Cardiovascular randomized controlled trials (RCTs) typically set composite endpoints as the primary outcome to enhance statistical power. However, influence of individual component endpoints on overall composite outcomes remains understudied.
We searched MEDLINE for RCTs published in 6 high impact journals (the Lancet, the New England Journal of Medicine, Journal of the American Medical Association, Circulation, Journal of the American College of Cardiology and the European Heart Journal) from 2011 to 2017. 2-armed, parallel-design cardiovascular RCTs which reported composite outcomes were included. All-cause or cardiovascular mortality, myocardial infarction (MI), heart failure and stroke were deemed “hard” endpoints, whereas hospitalization, angina, and revascularization were identified as “soft” endpoints. Type of outcome (primary or secondary), event rates in treatment and control groups for the composite outcome and of its components according to predefined criteria.

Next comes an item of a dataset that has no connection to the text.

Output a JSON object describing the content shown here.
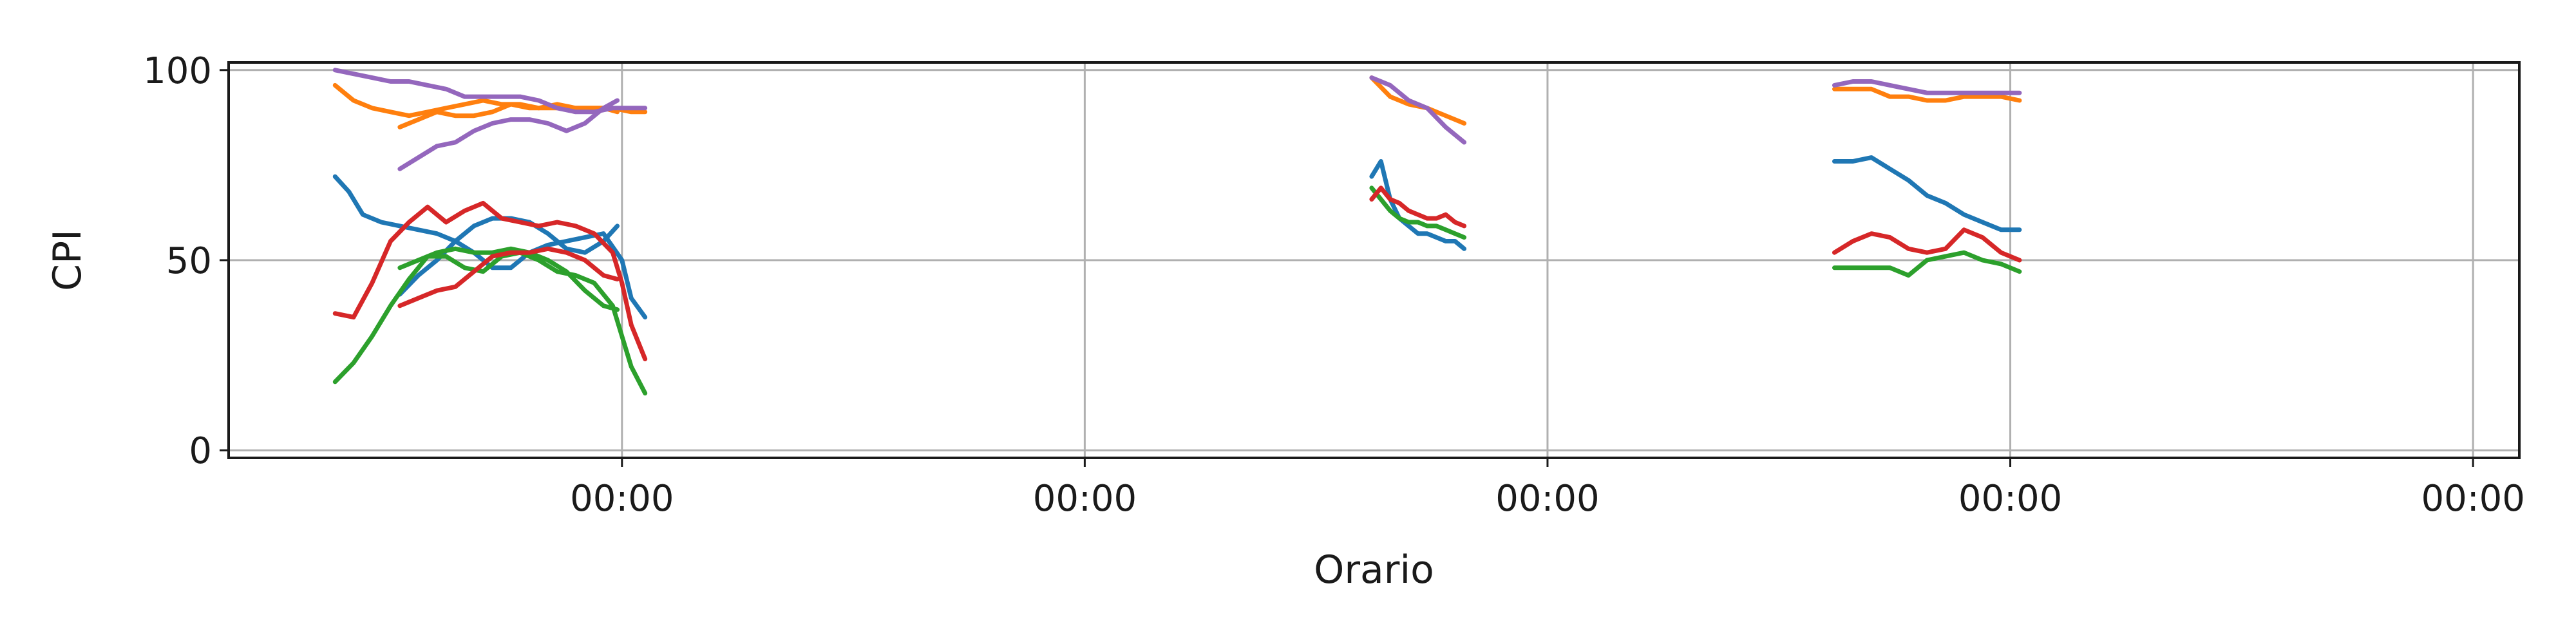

Of the 45.8% (316/689) cardiovascular RCTs which utilized a composite outcome, 79.4% set the composite as the primary outcome. Death was the most common component (89.8%), followed by MI (66.1%). About 80% of the trials reported complete data for each component. 147 trials (46.5%) incorporated a “soft” endpoint as part of their composite. Death contributed the least to the estimate of effects (R change=0.005) of the composite, while revascularization contributed the most (R change=0.423).
Cardiovascular RCTs frequently employ composite endpoints, which include “soft” endpoints as components in nearly 50% of studies. Higher event rates in composite endpoints may create a misleading interpretation of treatment impact due to large contributions from endpoints with less clinical significance.